A nasty attack tool called ZuoRAT is a remote access trojan designed to hack into small office/home office routers. It can affect macOS, Windows and Linux computers.
It allows hackers to collect your data and hijack all the sites you visit while on your network. One of the worst factors about ZuroRAT is that once your router is infected, it can infect other routers to keep spreading hackers’ access.
To better secure your home/office Wi-Fi network, apply these steps:
Make sure to enable WPA2 or WPA3 encryption on your routers. The factory default is often the outdated WEP (Wired Equivalent Privacy) security protocol, or none at all. Refer to the router manufacturer’s user manual or website for directions. Change your router’s SSID (Service Set Identifier) and password. This is critical. Usually the factory setting shows the make or model of the router and has a universal password, such as 0000 or 1234. Change the SSID name so as not to identify yourself easily. Avoid names that contain, for example, all or part of your name or address. Make sure the password is very strong. Change the router’s password regularly for extra protection. Yes, this is a major inconvenience because you also have to update the password on all your devices using that Wi-Fi network. But since it keeps hackers out, it’s well worth it. Keep the router’s firmware up to date. Please refer to the user manual and/or the manufacturer’s website for steps to download the latest updates.
How do I create a password that is difficult to hack?
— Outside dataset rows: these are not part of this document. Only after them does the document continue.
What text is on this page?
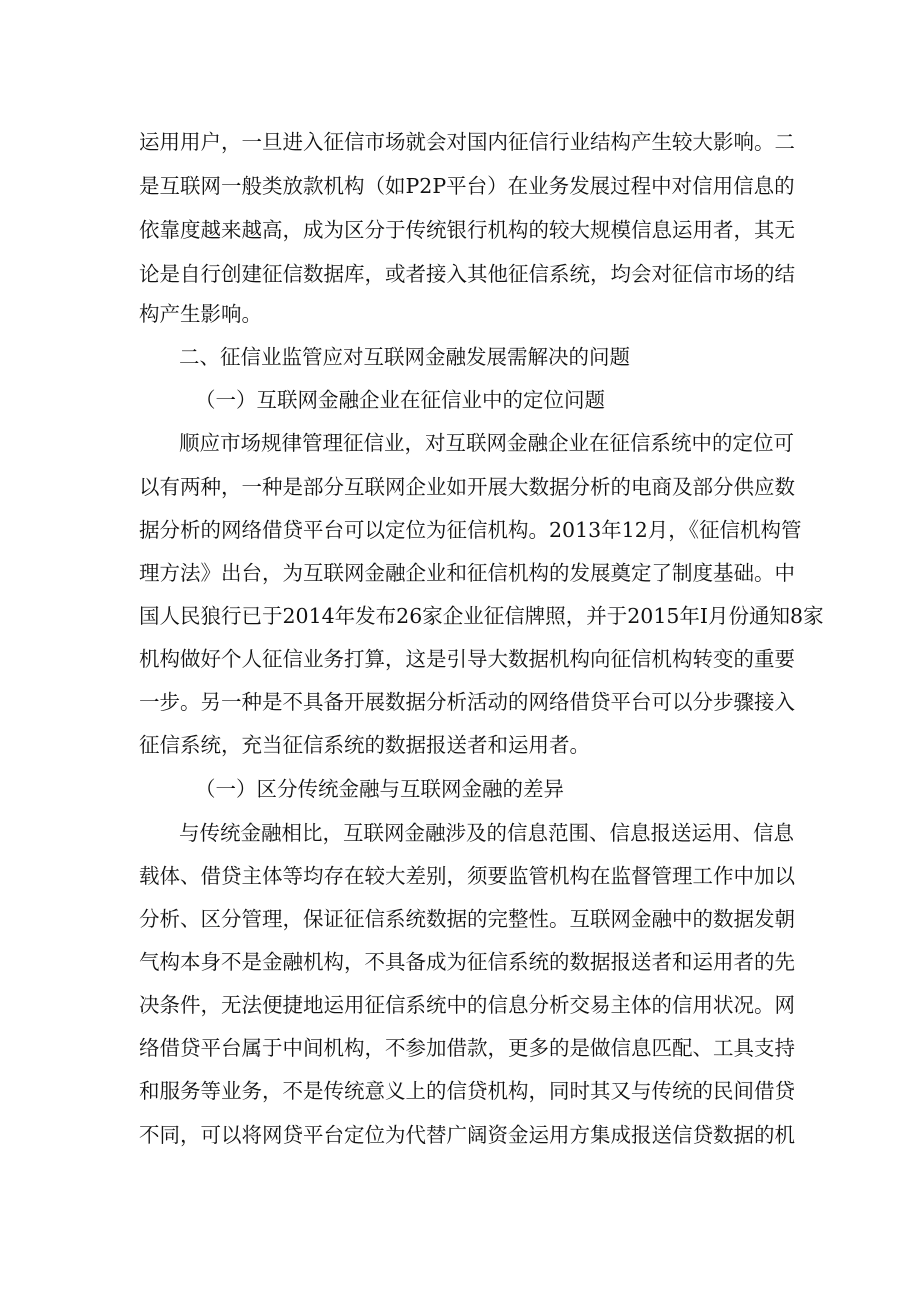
运用用户，一旦进入征信市场就会对国内征信行业结构产生较大影响。二
是互联网一般类放款机构（如P2P平台）在业务发展过程中对信用信息的
依靠度越来越高，成为区分于传统银行机构的较大规模信息运用者，其无
论是自行创建征信数据库，或者接入其他征信系统，均会对征信市场的结
构产生影响。
二、征信业监管应对互联网金融发展需解决的问题
（一）互联网金融企业在征信业中的定位问题
顺应市场规律管理征信业，对互联网金融企业在征信系统中的定位可
以有两种，一种是部分互联网企业如开展大数据分析的电商及部分供应数
据分析的网络借贷平台可以定位为征信机构。2013年12月，《征信机构管
理方法》出台，为互联网金融企业和征信机构的发展奠定了制度基础。中
国人民狼行已于2014年发布26家企业征信牌照，并于2015年I月份通知8家
机构做好个人征信业务打算，这是引导大数据机构向征信机构转变的重要
一步。另一种是不具备开展数据分析活动的网络借贷平台可以分步骤接入
征信系统，充当征信系统的数据报送者和运用者。
（一）区分传统金融与互联网金融的差异
与传统金融相比，互联网金融涉及的信息范围、信息报送运用、信息
载体、借贷主体等均存在较大差别，须要监管机构在监督管理工作中加以
分析、区分管理，保证征信系统数据的完整性。互联网金融中的数据发朝
气构本身不是金融机构，不具备成为征信系统的数据报送者和运用者的先
决条件，无法便捷地运用征信系统中的信息分析交易主体的信用状况。网
络借贷平台属于中间机构，不参加借款，更多的是做信息匹配、工具支持
和服务等业务，不是传统意义上的信贷机构，同时其又与传统的民间借贷
不同，可以将网贷平台定位为代替广阔资金运用方集成报送信贷数据的机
The strongest passwords have all these characteristics:
Expensive — the more characters the better A mix of upper and lower case letters, numbers and special characters No dictionary words or anything to do with personal information
Pro Tip: When using a password generator, always change at least a few characters of the random result to create your final credentials.
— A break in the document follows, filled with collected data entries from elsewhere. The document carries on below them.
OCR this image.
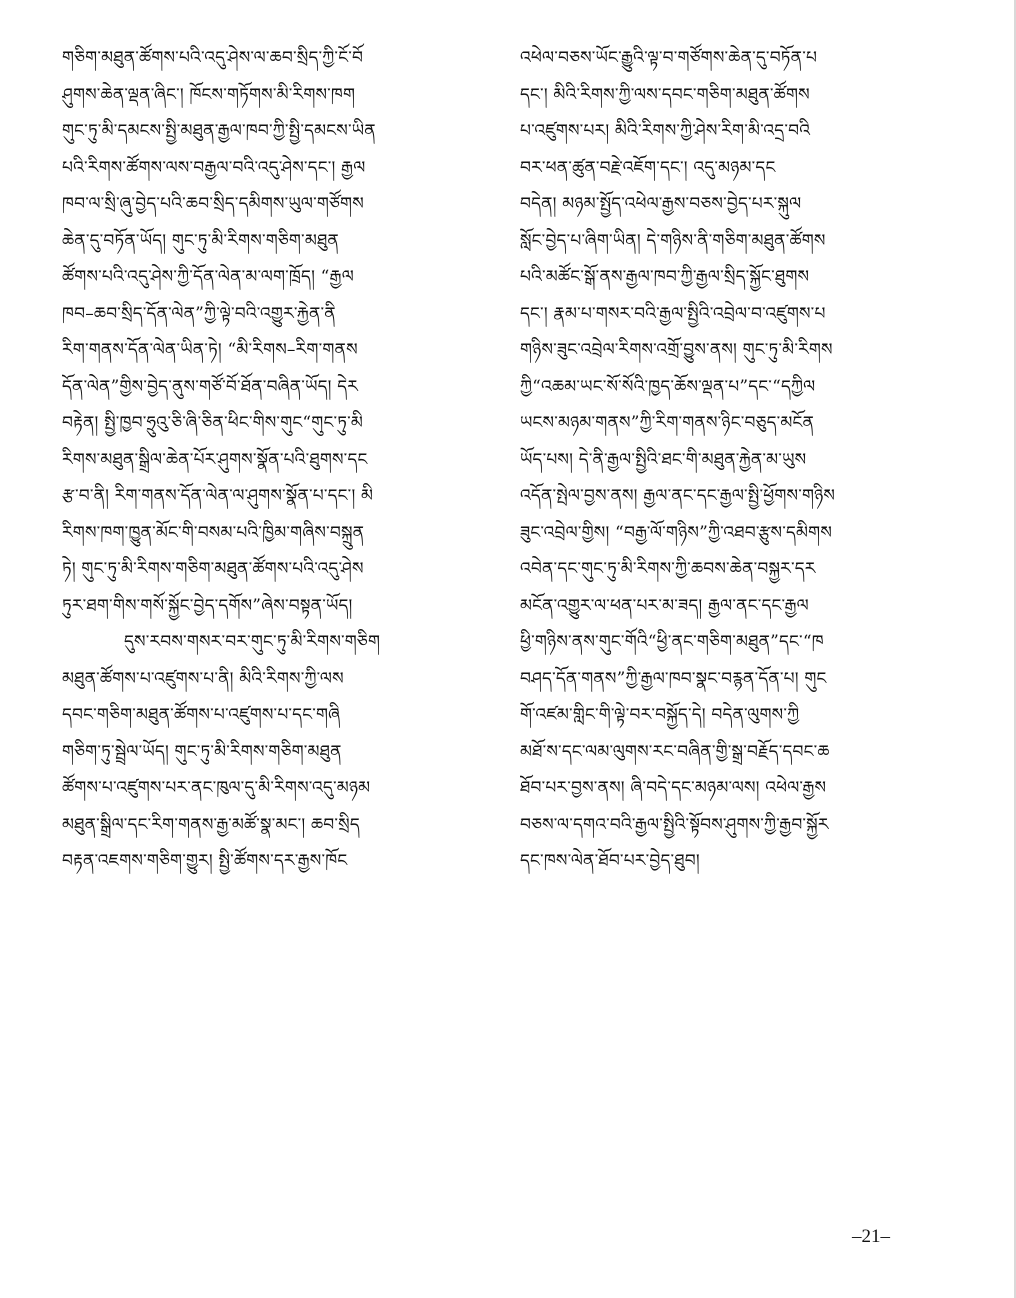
གཅིག་མཐུན་ཚོགས་པའི་འདུ་ཤེས་ལ་ཆབ་སྲིད་ཀྱི་ངོ་བོ
ཤུགས་ཆེན་ལྡན་ཞིང་། ཁོངས་གཏོགས་མི་རིགས་ཁག
གུང་ཏུ་མི་དམངས་སྤྱི་མཐུན་རྒྱལ་ཁབ་ཀྱི་སྤྱི་དམངས་ཡིན
པའི་རིགས་ཚོགས་ལས་བརྒྱལ་བའི་འདུ་ཤེས་དང་། རྒྱལ
ཁབ་ལ་སྲི་ཞུ་བྱེད་པའི་ཆབ་སྲིད་དམིགས་ཡུལ་གཙོགས
ཆེན་དུ་བཏོན་ཡོད། གུང་ཏུ་མི་རིགས་གཅིག་མཐུན
ཚོགས་པའི་འདུ་ཤེས་ཀྱི་དོན་ལེན་མ་ལག་ཁྲོད། “རྒྱལ
ཁབ–ཆབ་སྲིད་དོན་ལེན”ཀྱི་ལྟེ་བའི་འགྱུར་རྐྱེན་ནི
རིག་གནས་དོན་ལེན་ཡིན་ཏེ། “མི་རིགས–རིག་གནས
དོན་ལེན”གྱིས་བྱེད་ནུས་གཙོ་བོ་ཐོན་བཞིན་ཡོད། དེར
བརྟེན། སྤྱི་ཁྱབ་ཧྲུའུ་ཅི་ཞི་ཅིན་ཕིང་གིས་གུང“གུང་ཏུ་མི
རིགས་མཐུན་སྒྲིལ་ཆེན་པོར་ཤུགས་སྣོན་པའི་ཐུགས་དང
རྩ་བ་ནི། རིག་གནས་དོན་ལེན་ལ་ཤུགས་སྣོན་པ་དང་། མི
རིགས་ཁག་ཁྱུན་མོང་གི་བསམ་པའི་ཁྱིམ་གཞིས་བསྐྲུན
ཏེ། གུང་ཏུ་མི་རིགས་གཅིག་མཐུན་ཚོགས་པའི་འདུ་ཤེས
ཏུར་ཐག་གིས་གསོ་སྐྱོང་བྱེད་དགོས”ཞེས་བསྟན་ཡོད།
དུས་རབས་གསར་བར་གུང་ཏུ་མི་རིགས་གཅིག
མཐུན་ཚོགས་པ་འཛུགས་པ་ནི། མིའི་རིགས་ཀྱི་ལས
དབང་གཅིག་མཐུན་ཚོགས་པ་འཛུགས་པ་དང་གཞི
གཅིག་ཏུ་སྦྲེལ་ཡོད། གུང་ཏུ་མི་རིགས་གཅིག་མཐུན
ཚོགས་པ་འཛུགས་པར་ནང་ཁུལ་དུ་མི་རིགས་འདུ་མཉམ
མཐུན་སྒྲིལ་དང་རིག་གནས་རྒྱ་མཚོ་སྣ་མང་། ཆབ་སྲིད
བརྟན་འཇགས་གཅིག་གྱུར། སྤྱི་ཚོགས་དར་རྒྱས་ཁོང
འཕེལ་བཅས་ཡོང་རྒྱུའི་ལྟ་བ་གཙོགས་ཆེན་དུ་བཏོན་པ
དང་། མིའི་རིགས་ཀྱི་ལས་དབང་གཅིག་མཐུན་ཚོགས
པ་འཛུགས་པར། མིའི་རིགས་ཀྱི་ཤེས་རིག་མི་འདྲ་བའི
བར་ཕན་ཚུན་བརྗེ་འཇོག་དང་། འདུ་མཉམ་དང
བདེན། མཉམ་སྤྱོད་འཕེལ་རྒྱས་བཅས་བྱེད་པར་སྐུལ
སློང་བྱེད་པ་ཞིག་ཡིན། དེ་གཉིས་ནི་གཅིག་མཐུན་ཚོགས
པའི་མཚོང་སྒོ་ནས་རྒྱལ་ཁབ་ཀྱི་རྒྱལ་སྲིད་སྐྱོང་ཐུགས
དང་། རྣམ་པ་གསར་བའི་རྒྱལ་སྤྱིའི་འབྲེལ་བ་འཛུགས་པ
གཉིས་ཟུང་འབྲེལ་རིགས་འགྲོ་བྱུས་ནས། གུང་ཏུ་མི་རིགས
ཀྱི“འཆམ་ཡང་སོ་སོའི་ཁྱད་ཆོས་ལྡན་པ”དང་“དཀྱིལ
ཡངས་མཉམ་གནས”ཀྱི་རིག་གནས་ཉིང་བཅུད་མངོན
ཡོད་པས། དེ་ནི་རྒྱལ་སྤྱིའི་ཐང་གི་མཐུན་རྐྱེན་མ་ཡུས
འདོན་སྤེལ་བྱས་ནས། རྒྱལ་ནང་དང་རྒྱལ་སྤྱི་ཕྱོགས་གཉིས
ཟུང་འབྲེལ་གྱིས། “བརྒྱ་ལོ་གཉིས”ཀྱི་འཐབ་རྩུས་དམིགས
འབེན་དང་གུང་ཏུ་མི་རིགས་ཀྱི་ཆབས་ཆེན་བསྐྱར་དར
མངོན་འགྱུར་ལ་ཕན་པར་མ་ཟད། རྒྱལ་ནང་དང་རྒྱལ
ཕྱི་གཉིས་ནས་གུང་གོའི“ཕྱི་ནང་གཅིག་མཐུན”དང་“ཁ
བཤད་དོན་གནས”ཀྱི་རྒྱལ་ཁབ་སྣང་བརྙན་དོན་པ། གུང
གོ་འཛམ་གླིང་གི་ལྟེ་བར་བསྐྱོད་དེ། བདེན་ལུགས་ཀྱི
མཐོ་ས་དང་ལམ་ལུགས་རང་བཞིན་གྱི་སྒྲ་བརྗོད་དབང་ཆ
ཐོབ་པར་བྱས་ནས། ཞི་བདེ་དང་མཉམ་ལས། འཕེལ་རྒྱས
བཅས་ལ་དགའ་བའི་རྒྱལ་སྤྱིའི་སྟོབས་ཤུགས་ཀྱི་རྒྱབ་སྐྱོར
དང་ཁས་ལེན་ཐོབ་པར་བྱེད་ཐུབ།
–21–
5. Beware of Fake Tech Support Schemes
Some fraudsters call on the phone to tell you that they are a technical support department working for a well-known computer or software company. The caller claims to be calling in response to a warning from your computer about a virus detection or malware on your device. The scammer offers to fix it if you simply provide your credit card number.
Hang up. Your computer is not infected.
A modified version of this tech support scam is a text or email claiming the same details. Do not answer. Delete the message and continue.
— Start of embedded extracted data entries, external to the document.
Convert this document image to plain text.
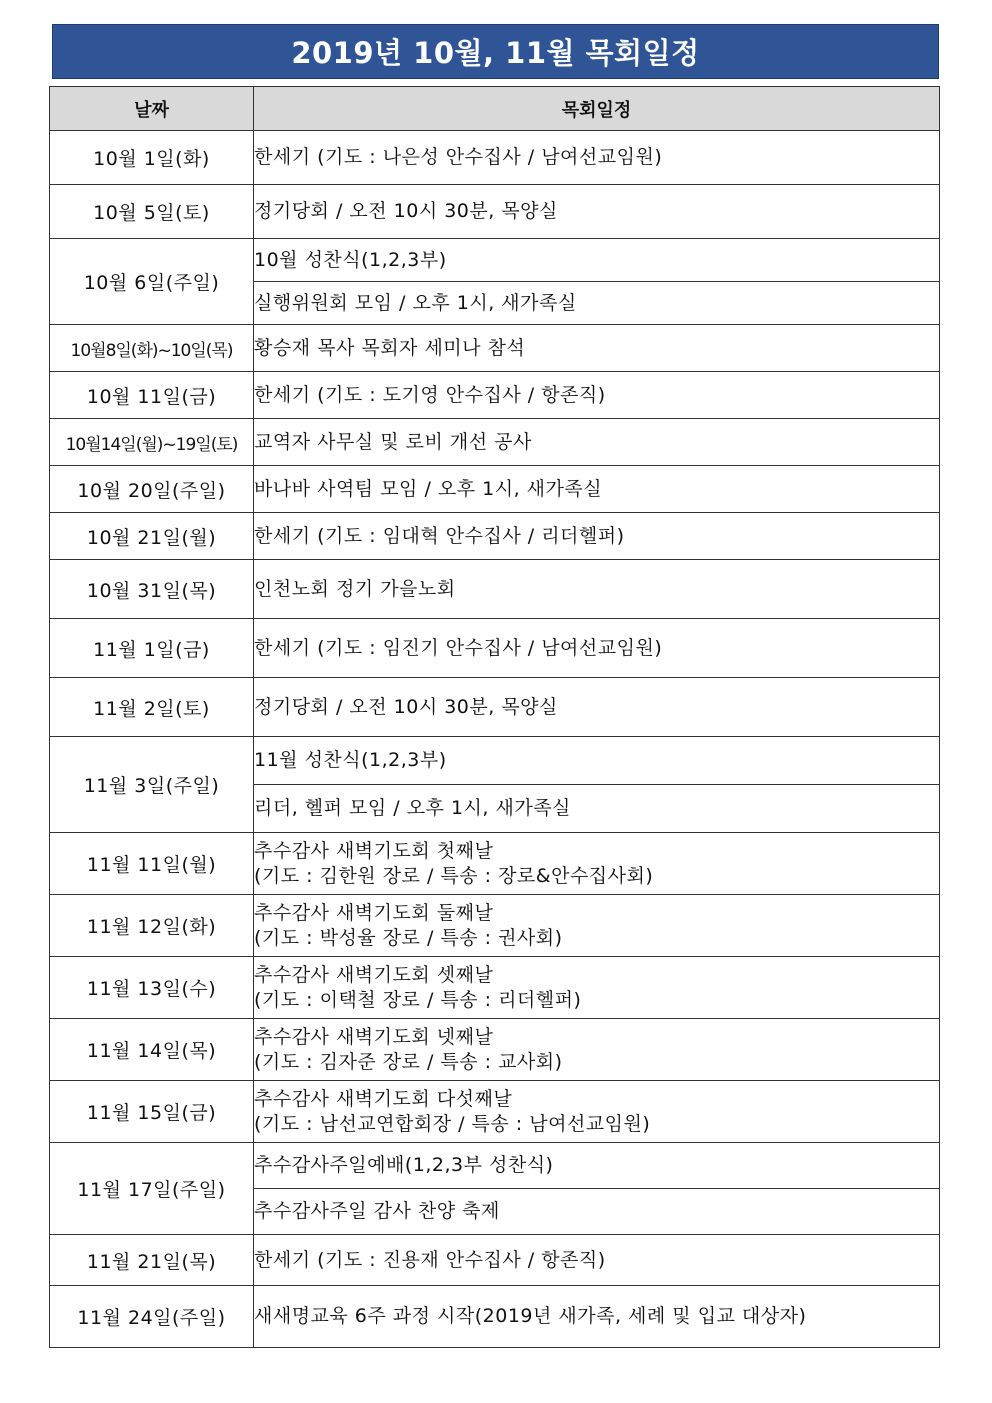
2019년 10월, 11월 목회일정
날짜	목회일정
10월 1일(화)	한세기 (기도 : 나은성 안수집사 / 남여선교임원)
10월 5일(토)	정기당회 / 오전 10시 30분, 목양실
10월 6일(주일)	10월 성찬식(1,2,3부)
	실행위원회 모임 / 오후 1시, 새가족실
10월8일(화)~10일(목)	황승재 목사 목회자 세미나 참석
10월 11일(금)	한세기 (기도 : 도기영 안수집사 / 항존직)
10월14일(월)~19일(토)	교역자 사무실 및 로비 개선 공사
10월 20일(주일)	바나바 사역팀 모임 / 오후 1시, 새가족실
10월 21일(월)	한세기 (기도 : 임대혁 안수집사 / 리더헬퍼)
10월 31일(목)	인천노회 정기 가을노회
11월 1일(금)	한세기 (기도 : 임진기 안수집사 / 남여선교임원)
11월 2일(토)	정기당회 / 오전 10시 30분, 목양실
11월 3일(주일)	11월 성찬식(1,2,3부)
	리더, 헬퍼 모임 / 오후 1시, 새가족실
11월 11일(월)	추수감사 새벽기도회 첫째날
(기도 : 김한원 장로 / 특송 : 장로&안수집사회)

11월 12일(화)	추수감사 새벽기도회 둘째날
(기도 : 박성율 장로 / 특송 : 권사회)

11월 13일(수)	추수감사 새벽기도회 셋째날
(기도 : 이택철 장로 / 특송 : 리더헬퍼)

11월 14일(목)	추수감사 새벽기도회 넷째날
(기도 : 김자준 장로 / 특송 : 교사회)

11월 15일(금)	추수감사 새벽기도회 다섯째날
(기도 : 남선교연합회장 / 특송 : 남여선교임원)

11월 17일(주일)	추수감사주일예배(1,2,3부 성찬식)
	추수감사주일 감사 찬양 축제
11월 21일(목)	한세기 (기도 : 진용재 안수집사 / 항존직)
11월 24일(주일)	새새명교육 6주 과정 시작(2019년 새가족, 세례 및 입교 대상자)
You can also browse the web when a pop-up message crashes on your screen. I have received very loud audio warnings warning me that my computer is in danger and not to turn it off without asking for help.
In all these cases, the scammers want to scare you into following their instructions. The action they want you to take to get them to fix the alleged problem will hurt your bank account and potentially make them transmit real infections.
Follow these best practices to protect yourself against technical support fraud:
Never be tricked by a scammer into going to a website or clicking on a link. Never agree to a remote connection by the so-called technical support agent who initiated contact with you. Never give payment information in exchange for technical support that you did not initiate yourself. Legitimate tech companies will not call you and ask for payment to fix a problem they claim to have discovered on your device.
If you suspect that your computer has a virus or malware problem, contact a repair center yourself. You probably already have a support plan or active warranty where you bought the computer. If you have not contacted a technical support company, the call or message you received is illegal.